# Gaggiat TS 1 could need a brain



## Guest (May 18, 2009)

I have a gaggia TS1 which was given to me as a swap because it apparently didn't work. I descaled it and after heating it up did manage to get water to come out through the group. I used a domestic type descale which I poured into the water butt and then drew through the different outlets using pump pressure.I flushed it through a dozen times and eventually got clear water sucess a workig gaggia...nearly. With a bit of common sense I realised that the tank was filling so the pump worked, the water was hot so the elemnts worked and hot water , coffee or steam came out of each relevant port, this is great, cappacinos all day long for a bout 2 days and then on the 3rd day after about half an hour of acting normally it stops working, the red light comes on that usualy means the water butt is empty although it isn.t. it seems like an overheat issue as it takes about half an hour to fail and during that time everything works normally, I think the brain is overheating on a weak relay,

DOES ANYONE KNOW WHERE I CAN GET A NEW GIEMME RL3 220V ???

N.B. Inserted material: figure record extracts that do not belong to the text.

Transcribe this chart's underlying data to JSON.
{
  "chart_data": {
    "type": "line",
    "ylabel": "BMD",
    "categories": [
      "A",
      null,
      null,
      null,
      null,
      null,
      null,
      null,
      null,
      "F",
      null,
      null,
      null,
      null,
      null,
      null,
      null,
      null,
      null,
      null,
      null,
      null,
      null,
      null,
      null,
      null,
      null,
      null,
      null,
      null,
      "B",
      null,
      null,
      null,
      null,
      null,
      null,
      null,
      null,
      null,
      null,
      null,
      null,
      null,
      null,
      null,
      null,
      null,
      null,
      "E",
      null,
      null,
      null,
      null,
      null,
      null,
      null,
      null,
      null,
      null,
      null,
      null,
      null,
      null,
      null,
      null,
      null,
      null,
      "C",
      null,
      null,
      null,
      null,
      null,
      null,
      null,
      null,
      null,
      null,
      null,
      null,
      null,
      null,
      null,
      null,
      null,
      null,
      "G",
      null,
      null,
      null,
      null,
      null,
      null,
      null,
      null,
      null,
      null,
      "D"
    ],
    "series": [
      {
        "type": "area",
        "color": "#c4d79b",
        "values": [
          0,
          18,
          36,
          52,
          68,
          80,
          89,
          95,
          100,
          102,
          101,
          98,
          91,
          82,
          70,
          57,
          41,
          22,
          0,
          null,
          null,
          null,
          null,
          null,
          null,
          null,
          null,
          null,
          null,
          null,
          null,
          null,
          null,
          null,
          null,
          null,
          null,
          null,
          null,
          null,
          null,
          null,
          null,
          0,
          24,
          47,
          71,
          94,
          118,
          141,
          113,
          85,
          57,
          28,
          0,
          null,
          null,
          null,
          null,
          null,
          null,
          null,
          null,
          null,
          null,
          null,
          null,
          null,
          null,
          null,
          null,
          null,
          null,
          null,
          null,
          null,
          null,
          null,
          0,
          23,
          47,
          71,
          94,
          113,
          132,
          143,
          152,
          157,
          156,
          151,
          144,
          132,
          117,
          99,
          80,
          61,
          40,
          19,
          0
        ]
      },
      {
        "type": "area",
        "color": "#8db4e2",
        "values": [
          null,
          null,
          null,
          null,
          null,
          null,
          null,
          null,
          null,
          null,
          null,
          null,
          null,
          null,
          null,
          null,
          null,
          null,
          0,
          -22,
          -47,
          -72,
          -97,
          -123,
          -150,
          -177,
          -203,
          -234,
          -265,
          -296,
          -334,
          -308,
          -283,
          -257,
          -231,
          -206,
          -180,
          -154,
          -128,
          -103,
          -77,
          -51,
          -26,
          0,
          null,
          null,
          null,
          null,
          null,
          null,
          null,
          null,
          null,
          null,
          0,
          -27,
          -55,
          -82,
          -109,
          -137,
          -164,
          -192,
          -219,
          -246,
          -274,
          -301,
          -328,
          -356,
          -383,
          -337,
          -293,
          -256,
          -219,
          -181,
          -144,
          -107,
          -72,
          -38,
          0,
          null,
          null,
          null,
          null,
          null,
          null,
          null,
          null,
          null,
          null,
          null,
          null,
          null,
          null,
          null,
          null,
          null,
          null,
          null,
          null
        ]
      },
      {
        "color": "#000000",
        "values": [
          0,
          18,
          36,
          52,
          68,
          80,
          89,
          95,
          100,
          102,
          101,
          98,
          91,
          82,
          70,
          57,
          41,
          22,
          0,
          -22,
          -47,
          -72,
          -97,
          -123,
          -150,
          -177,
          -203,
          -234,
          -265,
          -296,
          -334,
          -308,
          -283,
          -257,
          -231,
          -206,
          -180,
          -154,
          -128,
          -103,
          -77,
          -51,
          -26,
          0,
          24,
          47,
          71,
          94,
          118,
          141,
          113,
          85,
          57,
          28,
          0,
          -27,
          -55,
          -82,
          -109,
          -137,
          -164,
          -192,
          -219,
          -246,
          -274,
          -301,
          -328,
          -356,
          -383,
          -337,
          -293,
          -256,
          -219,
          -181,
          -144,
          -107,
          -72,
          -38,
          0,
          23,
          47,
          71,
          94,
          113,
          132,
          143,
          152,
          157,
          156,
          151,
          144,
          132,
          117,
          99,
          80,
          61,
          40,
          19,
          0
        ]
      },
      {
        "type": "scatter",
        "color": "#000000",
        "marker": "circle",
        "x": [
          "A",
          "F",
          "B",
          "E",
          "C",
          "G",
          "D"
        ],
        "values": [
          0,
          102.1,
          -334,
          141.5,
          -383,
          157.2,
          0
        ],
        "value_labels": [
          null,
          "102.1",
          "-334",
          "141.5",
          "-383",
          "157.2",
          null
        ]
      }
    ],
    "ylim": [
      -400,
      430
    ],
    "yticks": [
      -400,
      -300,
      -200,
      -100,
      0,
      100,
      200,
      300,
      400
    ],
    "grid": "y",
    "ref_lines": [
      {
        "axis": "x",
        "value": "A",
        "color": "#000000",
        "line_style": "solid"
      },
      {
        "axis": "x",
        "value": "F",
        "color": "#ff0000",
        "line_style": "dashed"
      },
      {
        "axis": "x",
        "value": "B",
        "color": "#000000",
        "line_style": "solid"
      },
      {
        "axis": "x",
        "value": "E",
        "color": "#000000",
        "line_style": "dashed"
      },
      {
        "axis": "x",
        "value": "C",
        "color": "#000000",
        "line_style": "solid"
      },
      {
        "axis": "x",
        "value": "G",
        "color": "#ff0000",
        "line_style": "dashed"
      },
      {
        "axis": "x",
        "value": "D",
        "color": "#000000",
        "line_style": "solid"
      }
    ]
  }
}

the only ones i can find online are 110v for the US market,also mine is a 4f which seems to be more unusual, I took out the water level probe and it was shining beautifully s i think ts fine also the pressurestat does change the PSi if adjusted so i think thats good. Funny thing is whilst its coolin down ( it does comeback on eventually) the group stays hot and you can hear the thermo clicking on/off


----------